Right Eye Diagnosis: Moderate immune mediated keratitis Left Eye Diagnosis: Moderate immune mediated keratitis
Instructions:
Please monitor for increased redness, squinting, cloudiness, discharge, or vision loss. If these develop please contact us immediately.
Medications:
**Please wait 5 minutes between eye drops and apply ointment (if applicable) after all drops have been administered.**
1. Tacrolimus 0.03% in MCT oil- Instill 1 drop in BOTH eyes every 12 hours until recheck. (Long-term medication) 2. Prednisolone Acetate 1%- Instill 1 drop in BOTH eyes every 12 hours for 2 weeks, THEN, instill 1 drop in BOTH
eyes every 24 hours until recheck.
Recheck:
Yuji is scheduled for a recheck exam with Dr. Boyd on Tuesday, April 20th, 2021 at 2:00 PM.
Discussion:
The cloudiness, discharge, and change in appearance in Yuji's eye is caused by immune mediated keratitis. This condition is characterized by multifocal subepithelial "white spots" distributed geographically around the cornea. Arborizing blood vessels are also present with immune mediated keratitis. The disease causes discomfort and often times corneal ulceration. Without treatment the condition can easily result in infection with secondary eye threatening infection.

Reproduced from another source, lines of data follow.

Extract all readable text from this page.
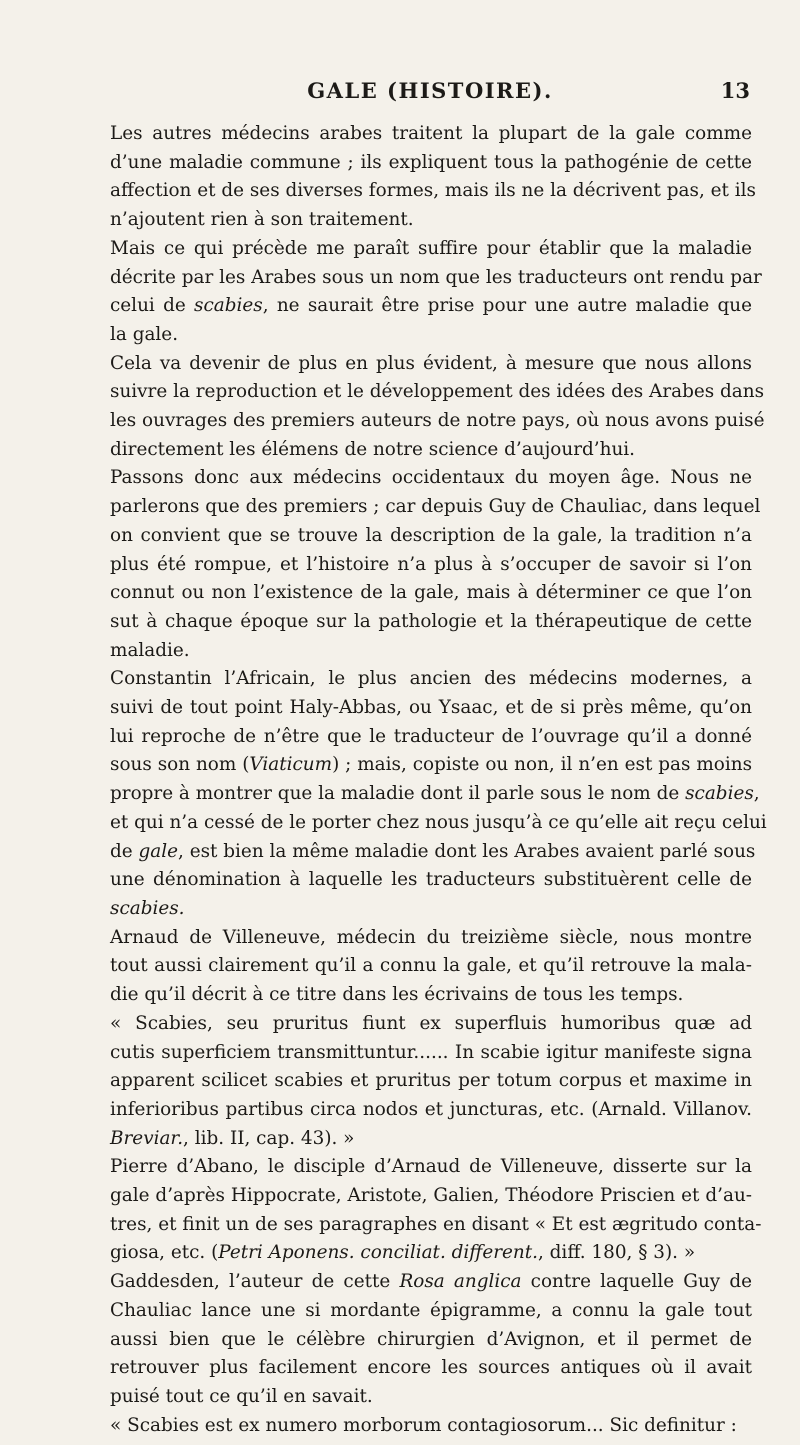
GALE (HISTOIRE).	13
Les autres médecins arabes traitent la plupart de la gale comme
d’une maladie commune ; ils expliquent tous la pathogénie de cette
affection et de ses diverses formes, mais ils ne la décrivent pas, et ils
n’ajoutent rien à son traitement.
Mais ce qui précède me paraît suffire pour établir que la maladie
décrite par les Arabes sous un nom que les traducteurs ont rendu par
celui de scabies, ne saurait être prise pour une autre maladie que
la gale.
Cela va devenir de plus en plus évident, à mesure que nous allons
suivre la reproduction et le développement des idées des Arabes dans
les ouvrages des premiers auteurs de notre pays, où nous avons puisé
directement les élémens de notre science d’aujourd’hui.
Passons donc aux médecins occidentaux du moyen âge. Nous ne
parlerons que des premiers ; car depuis Guy de Chauliac, dans lequel
on convient que se trouve la description de la gale, la tradition n’a
plus été rompue, et l’histoire n’a plus à s’occuper de savoir si l’on
connut ou non l’existence de la gale, mais à déterminer ce que l’on
sut à chaque époque sur la pathologie et la thérapeutique de cette
maladie.
Constantin l’Africain, le plus ancien des médecins modernes, a
suivi de tout point Haly-Abbas, ou Ysaac, et de si près même, qu’on
lui reproche de n’être que le traducteur de l’ouvrage qu’il a donné
sous son nom (Viaticum) ; mais, copiste ou non, il n’en est pas moins
propre à montrer que la maladie dont il parle sous le nom de scabies,
et qui n’a cessé de le porter chez nous jusqu’à ce qu’elle ait reçu celui
de gale, est bien la même maladie dont les Arabes avaient parlé sous
une dénomination à laquelle les traducteurs substituèrent celle de
scabies.
Arnaud de Villeneuve, médecin du treizième siècle, nous montre
tout aussi clairement qu’il a connu la gale, et qu’il retrouve la mala-
die qu’il décrit à ce titre dans les écrivains de tous les temps.
« Scabies, seu pruritus fiunt ex superfluis humoribus quæ ad
cutis superficiem transmittuntur...... In scabie igitur manifeste signa
apparent scilicet scabies et pruritus per totum corpus et maxime in
inferioribus partibus circa nodos et juncturas, etc. (Arnald. Villanov.
Breviar., lib. II, cap. 43). »
Pierre d’Abano, le disciple d’Arnaud de Villeneuve, disserte sur la
gale d’après Hippocrate, Aristote, Galien, Théodore Priscien et d’au-
tres, et finit un de ses paragraphes en disant « Et est ægritudo conta-
giosa, etc. (Petri Aponens. conciliat. different., diff. 180, § 3). »
Gaddesden, l’auteur de cette Rosa anglica contre laquelle Guy de
Chauliac lance une si mordante épigramme, a connu la gale tout
aussi bien que le célèbre chirurgien d’Avignon, et il permet de
retrouver plus facilement encore les sources antiques où il avait
puisé tout ce qu’il en savait.
« Scabies est ex numero morborum contagiosorum... Sic definitur :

This disease is a disease where the immune system attacks the cornea. Similar to other immune mediated diseases, the cause of the disease is unclear.
Our goal at this time is to control the keratitis with the above therapy. Provided this therapy is successful, we will then slowly decrease the level of therapy and determine the minimum level of medications required to prevent recurrence of the disease. Yuji's eye should become more comfortable and less cloudy during the next few weeks.
Control, not cure of the condition, is an important aspect to understand as most patients will require lifelong therapy. Please let me know if there is no improvement with this therapy or if Yuji is worsening.
Thank you for bringing Yuji in today. He is a very handsome boy and a pleasure to work with! I appreciate you entrusting me with his care. Please let me know if you have any questions or concerns prior to his next recheck.>

--at this time he is on the meds. Occlusion of the cornea is semi-transparent, covering the inside lower quadrant. It doesn't show straight-on but can be seen from an angle. It seems not to affect vision at all. Upon arising, the eye is a bit squinty, but soon is at full open, with no swelling of the tissues. Tacrolimus is an immunosuppressant; no ABX are being used at this time. No pics at this time; too hard for me - not a Smartphone user.

Thank you, and looking forward to my call with Christina.